Further to what Koko has said, if you like Dave’s talk you might also be interested in his course: Elixir for Programmers (PragDave) (Currently on offer for $30!) (have a look at the comments/reviews in the thread). It’s not really about refactoring and such, but you do get a look into how Dave goes about architecting software (at least at the time he recorded the course)
The last advise, for Rails developpers, Ecto is not AR, but You can do equal job… (same same, but different) Here is a post about a free resource on Ecto.
FP is just a mean to achieve greater goal, Here is a post from Erlang creator, about Erlang.
Once You reach the syntax barrier, You will see it allows You to have a complete isolation…
In complete isolation, You can have millions of processes working together. Coupled with a faillback mecanism (Supervisor) You can build softwares that are fault tolerant.
Apart from Functional patterns, there are Design Patterns for processes, it’s called OTP.
Regarding patterns/refactoring, in OOP there’s the idea of focused objects/little things. This is represented in objects like Services, Policies, Queries, Presenters, Decorators, etc… Are these patterns relevant in the elixir world as well? Doing some Googling doesn’t reveal much.
The beginner examples in both ruby and elixir show much of the examples either in irb/iex or in a Rails/Phoenix controller. This does not scale. In the Rails world I just look up some common patterns and I get a plethora of results. This does not happen with Elixir so I think I don’t know the patterns (and possibly they aren’t even called patterns).
I took the same way You did, just a bit earlier.
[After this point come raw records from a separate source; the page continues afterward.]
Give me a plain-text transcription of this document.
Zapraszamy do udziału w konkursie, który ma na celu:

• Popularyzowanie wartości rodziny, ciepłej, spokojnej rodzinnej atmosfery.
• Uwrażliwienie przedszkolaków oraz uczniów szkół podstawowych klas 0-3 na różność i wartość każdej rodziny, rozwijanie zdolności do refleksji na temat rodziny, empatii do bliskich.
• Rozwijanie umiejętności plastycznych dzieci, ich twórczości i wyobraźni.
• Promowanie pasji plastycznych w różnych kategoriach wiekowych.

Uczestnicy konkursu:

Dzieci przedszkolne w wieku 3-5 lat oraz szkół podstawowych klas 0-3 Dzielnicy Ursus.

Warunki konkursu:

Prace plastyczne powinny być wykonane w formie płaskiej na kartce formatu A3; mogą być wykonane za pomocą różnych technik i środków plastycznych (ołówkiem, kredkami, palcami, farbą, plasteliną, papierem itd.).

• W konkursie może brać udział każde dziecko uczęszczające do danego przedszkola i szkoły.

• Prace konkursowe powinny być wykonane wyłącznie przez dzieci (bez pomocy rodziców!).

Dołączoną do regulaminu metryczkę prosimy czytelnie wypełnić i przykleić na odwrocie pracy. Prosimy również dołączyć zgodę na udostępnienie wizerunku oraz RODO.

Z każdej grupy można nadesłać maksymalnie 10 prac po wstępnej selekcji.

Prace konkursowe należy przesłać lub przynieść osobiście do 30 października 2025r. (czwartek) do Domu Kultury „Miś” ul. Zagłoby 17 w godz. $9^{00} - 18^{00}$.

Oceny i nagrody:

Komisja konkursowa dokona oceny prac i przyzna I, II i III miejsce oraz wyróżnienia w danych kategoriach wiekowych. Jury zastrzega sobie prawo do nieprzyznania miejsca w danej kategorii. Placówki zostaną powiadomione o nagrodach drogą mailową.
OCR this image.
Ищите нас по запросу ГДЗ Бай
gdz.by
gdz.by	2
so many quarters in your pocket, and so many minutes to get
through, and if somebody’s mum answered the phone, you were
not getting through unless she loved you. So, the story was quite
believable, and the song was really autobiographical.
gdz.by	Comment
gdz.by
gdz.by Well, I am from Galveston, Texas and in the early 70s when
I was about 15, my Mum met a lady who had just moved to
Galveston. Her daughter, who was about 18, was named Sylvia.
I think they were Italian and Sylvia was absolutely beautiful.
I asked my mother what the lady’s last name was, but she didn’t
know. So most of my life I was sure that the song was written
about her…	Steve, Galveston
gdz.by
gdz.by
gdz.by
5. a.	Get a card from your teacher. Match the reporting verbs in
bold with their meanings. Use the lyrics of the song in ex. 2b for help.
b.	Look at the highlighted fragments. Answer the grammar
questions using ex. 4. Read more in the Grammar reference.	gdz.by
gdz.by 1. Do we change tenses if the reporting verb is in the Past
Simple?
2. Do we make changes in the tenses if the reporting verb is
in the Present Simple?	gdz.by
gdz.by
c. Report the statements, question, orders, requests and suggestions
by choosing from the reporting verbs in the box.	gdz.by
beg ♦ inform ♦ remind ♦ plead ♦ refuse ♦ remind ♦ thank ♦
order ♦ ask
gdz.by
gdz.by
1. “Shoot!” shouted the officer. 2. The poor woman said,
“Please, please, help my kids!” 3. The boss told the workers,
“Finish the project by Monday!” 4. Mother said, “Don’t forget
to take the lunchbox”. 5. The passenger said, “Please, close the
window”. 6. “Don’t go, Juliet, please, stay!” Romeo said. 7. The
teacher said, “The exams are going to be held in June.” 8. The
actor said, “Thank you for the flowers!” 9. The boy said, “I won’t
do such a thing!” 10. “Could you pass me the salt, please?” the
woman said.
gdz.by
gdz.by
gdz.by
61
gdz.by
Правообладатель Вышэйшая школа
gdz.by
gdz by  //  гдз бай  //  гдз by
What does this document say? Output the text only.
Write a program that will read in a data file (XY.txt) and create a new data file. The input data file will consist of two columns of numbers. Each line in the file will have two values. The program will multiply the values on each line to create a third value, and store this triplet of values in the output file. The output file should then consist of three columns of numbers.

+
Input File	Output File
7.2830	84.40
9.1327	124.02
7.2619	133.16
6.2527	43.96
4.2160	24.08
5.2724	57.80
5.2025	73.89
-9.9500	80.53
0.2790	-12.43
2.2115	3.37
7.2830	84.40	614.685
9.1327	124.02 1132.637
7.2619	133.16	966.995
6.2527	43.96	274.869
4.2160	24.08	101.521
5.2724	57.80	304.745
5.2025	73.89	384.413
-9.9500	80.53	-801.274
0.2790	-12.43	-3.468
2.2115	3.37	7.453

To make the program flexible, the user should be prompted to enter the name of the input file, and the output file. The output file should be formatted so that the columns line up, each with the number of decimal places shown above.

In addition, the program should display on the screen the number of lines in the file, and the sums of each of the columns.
As You, I read all the Ruby books You mentionned…
I can remember the depressing feeling of not finding the equivalent of what I learned, all those things Sandi Metz was praising… is it just replaced by MFA?
In Ruby, often You find small objects, used for one function only, that could be parser.parse(), presenter.present()… anything like this. In FP You pass a function.
High order functions are so powerful (something Ruby touch with Lambda) that You don’t need Template, or Strategy patterns.
In Erlang/Elixir, we have some famous Erlangelist… this is one of my favourite talk to understand why this difference is so appealing.
Have you read Elixir in Action? Much of the book builds on the same example application of a todo system, with increasing complexity (adding a caching layer, persistency, fault-tolerancy, a web interface, and distribution). When I started out with Elixir I found the way this example evolved over the course of the book a really good guideline for how to evolve a real-world Elixir application.
Now that I’ve read (most of) it, it’s worth noting that the Ecto book also has a chapter on application design (covers pure/impure, Contexts, Umbrellas) while of course Programming Phoenix also covers application design in terms of Contexts - I highly recommend both books
Let’s not forget that BEAM languages also enable CP - Concurrent Programming. The core pattern is a behaviour (see also discussion).
Garret Smith had an effort some years ago to capture some Erlang Patterns which are still available in some markdown documents here - the mostly apply to Elixir as well.
Just trying to complement what others have already mentioned. I found this book about functional programming very useful for someone with an OO background:
However, I think you better off learning the basics of FP and move where your interests take you. You’ll be amazed at how much you can accomplish with just modules and functions.